On November 7, holding a military meeting in Changsha, Chiang Kai-shek said that all strategic materials that were not evacuated in time and ground architecture were used by the enemy after Wuhan fell. which fueled the strength of the enemy. Chiang Kai-shek directly telegraphed to Zhang Zhizhong, the then governor of Hunan government to tell him that if Changsha fell, (he) must burn and destroy the whole city. Zhang Zhizhong drew up a plan of burning the city. As Tianxin Pavilion was located at the highest point of the ancient city Changsha, it was undoubtedly chosen as the sign point of setting on fire.

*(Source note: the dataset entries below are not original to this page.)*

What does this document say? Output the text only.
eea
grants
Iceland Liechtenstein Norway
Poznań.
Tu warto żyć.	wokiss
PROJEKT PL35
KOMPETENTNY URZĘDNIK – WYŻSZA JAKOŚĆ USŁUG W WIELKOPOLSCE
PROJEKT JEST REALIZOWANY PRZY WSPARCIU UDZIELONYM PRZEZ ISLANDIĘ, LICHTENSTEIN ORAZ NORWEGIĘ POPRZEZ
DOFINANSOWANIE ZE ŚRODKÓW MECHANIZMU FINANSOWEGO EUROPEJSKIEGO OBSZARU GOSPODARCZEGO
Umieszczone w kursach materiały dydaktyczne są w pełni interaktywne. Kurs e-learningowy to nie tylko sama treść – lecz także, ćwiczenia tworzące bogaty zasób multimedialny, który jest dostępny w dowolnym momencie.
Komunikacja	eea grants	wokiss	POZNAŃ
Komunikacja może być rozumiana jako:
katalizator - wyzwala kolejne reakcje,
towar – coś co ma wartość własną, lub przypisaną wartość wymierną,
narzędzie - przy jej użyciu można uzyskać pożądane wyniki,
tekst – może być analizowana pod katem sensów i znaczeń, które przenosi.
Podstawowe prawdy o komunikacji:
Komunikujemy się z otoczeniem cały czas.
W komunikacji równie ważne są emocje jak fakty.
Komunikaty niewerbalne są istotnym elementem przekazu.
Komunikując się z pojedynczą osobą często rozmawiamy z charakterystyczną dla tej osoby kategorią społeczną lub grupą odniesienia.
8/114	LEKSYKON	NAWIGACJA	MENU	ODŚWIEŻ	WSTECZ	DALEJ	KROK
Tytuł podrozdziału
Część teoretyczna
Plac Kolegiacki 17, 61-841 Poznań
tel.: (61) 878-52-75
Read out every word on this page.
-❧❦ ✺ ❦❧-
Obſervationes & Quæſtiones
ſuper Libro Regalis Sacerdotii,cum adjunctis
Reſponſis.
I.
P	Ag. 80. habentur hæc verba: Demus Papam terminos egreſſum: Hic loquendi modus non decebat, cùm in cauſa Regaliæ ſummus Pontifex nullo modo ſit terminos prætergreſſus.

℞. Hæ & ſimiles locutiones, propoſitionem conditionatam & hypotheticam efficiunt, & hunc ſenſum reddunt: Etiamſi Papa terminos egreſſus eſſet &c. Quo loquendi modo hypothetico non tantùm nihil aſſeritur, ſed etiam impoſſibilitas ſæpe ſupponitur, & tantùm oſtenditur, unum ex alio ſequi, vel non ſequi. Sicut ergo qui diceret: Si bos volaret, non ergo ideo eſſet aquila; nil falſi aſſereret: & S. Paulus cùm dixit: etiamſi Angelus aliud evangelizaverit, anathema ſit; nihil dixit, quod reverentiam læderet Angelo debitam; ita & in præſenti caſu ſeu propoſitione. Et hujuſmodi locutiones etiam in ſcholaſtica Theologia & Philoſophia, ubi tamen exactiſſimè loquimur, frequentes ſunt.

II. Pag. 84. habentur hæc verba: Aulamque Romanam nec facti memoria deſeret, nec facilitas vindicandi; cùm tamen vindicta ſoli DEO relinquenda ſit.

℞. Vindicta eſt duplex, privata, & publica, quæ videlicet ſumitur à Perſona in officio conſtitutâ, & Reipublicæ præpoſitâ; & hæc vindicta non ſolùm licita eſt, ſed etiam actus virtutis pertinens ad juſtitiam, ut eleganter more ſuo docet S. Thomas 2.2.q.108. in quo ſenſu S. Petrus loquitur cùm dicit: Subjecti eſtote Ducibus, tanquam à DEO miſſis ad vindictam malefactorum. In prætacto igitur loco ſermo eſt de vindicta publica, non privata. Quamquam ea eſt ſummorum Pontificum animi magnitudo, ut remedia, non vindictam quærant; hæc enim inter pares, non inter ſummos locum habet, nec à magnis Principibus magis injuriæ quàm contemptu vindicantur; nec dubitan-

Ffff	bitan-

Late at the night of November 12, outside of the south gate of Changsha, a hospital for wounded soldiers caught fire accidentally. As the geographical location and height of the hospital were nearly the same as those of Tianxin Pavilion. At the sight of the fire, team members that were assigned everywhere in the city to set on fire misunderstood it as the fire signal of Tianxin Pavilion, so they lit up fire at the same time. Before long, the entire Changsha city was on fire. Tianxin Pavilion stood loftily on the city wall was not immune from the fire. The fire rose up around the main building of Tianxin Pavilion. In less than one hour, Tianxin Pavilion was engulfed by the fire. The big fire burnt for five whole nights and five whole days, from the city wall of Tianxin Pavilion, there were dozens of meters of broken walls and debris everywhere which was miserable. As the code of the telegram on 12th was "Wen" (文), and the fire was set up at night, Xi (夕) means night, the fire was referred by people as "Wenxi Fire". Although Changsha was burnt and destroyed by Wenxi Fire, it did not stop the Imperial Japanese Army's attacks on Changsha. From September 1939 to December 1941, they massively attacked Changsha three times.

===Reconstruction===
In 1981, the CPC Changsha Municipal Committee and the Municipal Government of Changsha organized the reconstruction of Tianxin Pavilion. The construction took four years and lasted from 1981 to 1984. On December 1, 1984, the project was completed. To honor the officials and soldiers that died in the Second Sino-Japanese War, all sections of society donated enthusiastically to build a memorial building complex consisting Chonglie Tower (崇烈塔), Chonglie Gate (崇烈门) and Chonglie Pavilion (崇烈亭) by the side of Tianxin Pavilion. In 2013, it was listed as a "Major National Historical and Cultural Sites in Hunan" by the State Council of China.

==Architecture==
The tone of Tianxin Pavilion is dignified and powerful, and the style abandons the flourish and saves the primitive simplicity. The Tianxin Pavilion consists of the main pavilion, the south and north auxiliary pavilions, which known as Nanping (南屏) and Beigong (北拱). There are 62 Chinese guardian lions on the balustrade. The height of the three-stories main pavilion is 14.6 m and the height of the two-stories auxiliary pavilion are 10 m. Connected by a long corridor in the middle.

===Chonglie Pavilion===
Chonglie Pavilion was built in 1946, its origin were Wupao Pavilion (午炮亭) and the National Humiliation Memorial Pavilion (国耻纪念亭). The pavilion is octagonal supported by 16 immense pillars. Under the eaves is a plaque with the Chinese characters "(崇烈亭)" written by Chiang Kai-shek.

===Chonglie Gate===
Chonglie Gate was built in 1946 with granite. It was donated by Chiang Kai-shek, Chen Cheng and Zhang Zhizhong. It is 8.5 m wide and 5.9 m high. Two couplet was engraved on the two side pillars. It says "氣吞胡羯，勇衛山河" and "犯難而忘其死，所欲有甚於生". The gate was completely destroyed in the Cultural Revolution and rebuilt in 2006.

===Chonglie Tower===
Chonglie Tower is also known as "White Tower" (白塔). It was built in 1946. The 6 m tall, hexagonal-based Chinese tower is made of granite.